Confidence, which dictionary.com defines as “belief in oneself and one’s powers and abilities,” is critical to athletic success. We all know this. Yet we seldom pause to reflect on the nature of confidence or to think about how best to manage it. This leads to some bad assumptions about confidence—such as the notion that more is always better—and poor confidence-management practices. The goal of this article is to give you a slightly different perspective on confidence that will help you manage your confidence better.
There are two major sources of confidence: external and internal. The main external source of confidence is experience. Like most other kinds of belief, “belief in oneself and one’s powers and abilities” requires an evidentiary foundation. Through the training process we learn what we are capable of, and in learning what we are capable of we set goals, and in pursuing these goals we look to the training process for evidence that we are moving toward them.
This component of confidence is—or should be—entirely rational. Confidence is beneficial only inasmuch as it serves to coax the best out of us, and your confidence will only coax the best out of you if your beliefs about what you are capable of are accurate. It does no more good to believe you can do more than you really can than it does to believe you can’t do as much as you really can.
This was shown in a study conducted by researchers at Michigan State University and Brock University and published in Psychology of Sport and Exercise in 2017. Seventy-five subjects answered questions designed to assess their self-efficacy (“an individual’s belief in his or her capacity to execute behaviors necessary to produce specific performance attainments”) before being asked to hold a prone plank as long as they could. Those who scored either very low or very high on the self-efficacy test failed to hold the plank as long as they expected to, whereas those in the middle matched their expectations. When the plank test was repeated, the subjects with both low and high self-efficacy scores improved, whereas those in the middle did not, indicating that only the individuals possessing realistic initial expectations for their performance had given their best effort the first time around.

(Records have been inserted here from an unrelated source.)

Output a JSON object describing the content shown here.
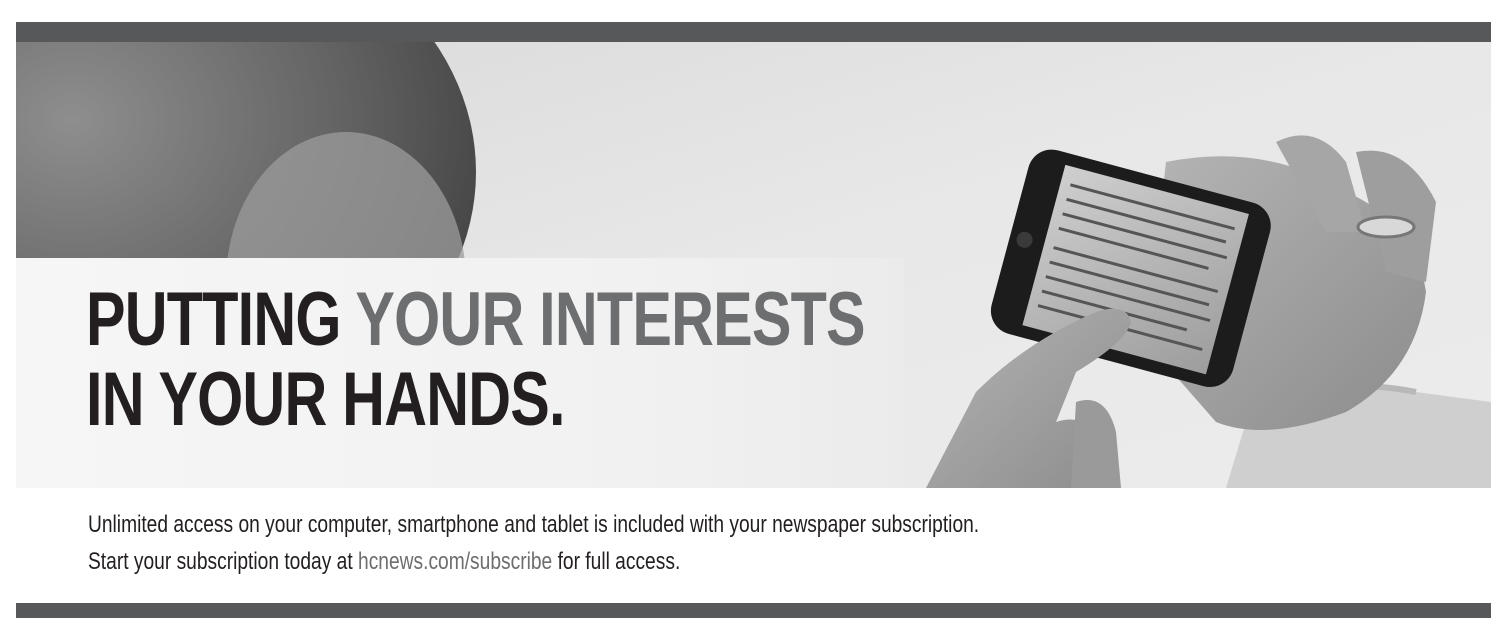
{
  "headline": {
    "line1_dark": "PUTTING",
    "line1_accent": "YOUR INTERESTS",
    "line2": "IN YOUR HANDS."
  },
  "body_copy": {
    "line1": "Unlimited access on your computer, smartphone and tablet is included with your newspaper subscription.",
    "line2_before": "Start your subscription today at",
    "line2_url": "hcnews.com/subscribe",
    "line2_after": "for full access."
  },
  "colors": {
    "bar": "#57585a",
    "headline_dark": "#231f20",
    "headline_accent": "#6d6e70",
    "panel": "#f2f2f2"
  },
  "photo": {
    "subject": "hands holding smartphone"
  }
}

It’s not at all difficult to imagine what it was that only the subjects with a realistic sense of their planking ability performed up to their potential on the first try. Those who underestimated their ability simply quit when they had done as much as they’d thought they could, while those who overestimated their ability became frustrated when they discovered planking was harder than they thought and quit for that reason. Do you believe you can fly? Then get ready for a hard landing. As these findings indicate, contrary to popular conceptions of confidence, you cannot believe your way to optimal performance. You achieve optimal performance by being right about what you’re capable of.
That being said, there is a role for positivity in managing confidence. Now we’re talking about confidence’s internal source. All athletes have good workouts, bad workouts, and average workouts. Insofar as confidence is necessarily dependent on proof of one’s capabilities, it is possible and not uncommon for individual athletes to experience significant fluctuations in their confidence level from workout to workout. A good workout boosts confidence, a bad workout lowers confidence, and an average workout has no effect.
The most successful athletes don’t operate this way, however. Instead, their confidence level is anchored specifically to their best recent performances, and therefore it fluctuates less and is generally higher than the confidence level of athletes who give equal weight to every single workout in assessing their capabilities. Perhaps this sounds like blind optimism to you, but in fact it is not, because an athlete’s best workouts are actually the most accurate indicators of their current fitness level and performance capacity.
Think about it: No athlete can perform beyond their physical capacity in a workout. If you do something in a workout, it is because you are fit enough to do it, period. There are no miracles or flukes. Bad workouts are a different story. It is quite easy, and even unavoidable over the course of intensive training, to perform below the level of your fitness in a workout due to fatigue carried from prior training. Therefore it is simply rational to look to your better training sessions only for evidence of you current fitness level and performance capacity, and by the same token it is irrational to allow your confidence to take a hit when you have a single bad workout. And here we arrive at the title I’ve chosen for this post: If one bad workout lowers your confidence level, you weren’t confident in the first place!
To the extent that confidence is an internal psychological trait, it consists in precisely this: a resistance to letting fear, insecurity, and other irrational factors influence one’s assessment of one’s powers and abilities. The older I get and the more I experience I acquire as an athlete, a coach, and a student of endurance, the more convinced I become that good, old-fashion level-headedness is probably the single most underappreciated contributor to success in endurance sport.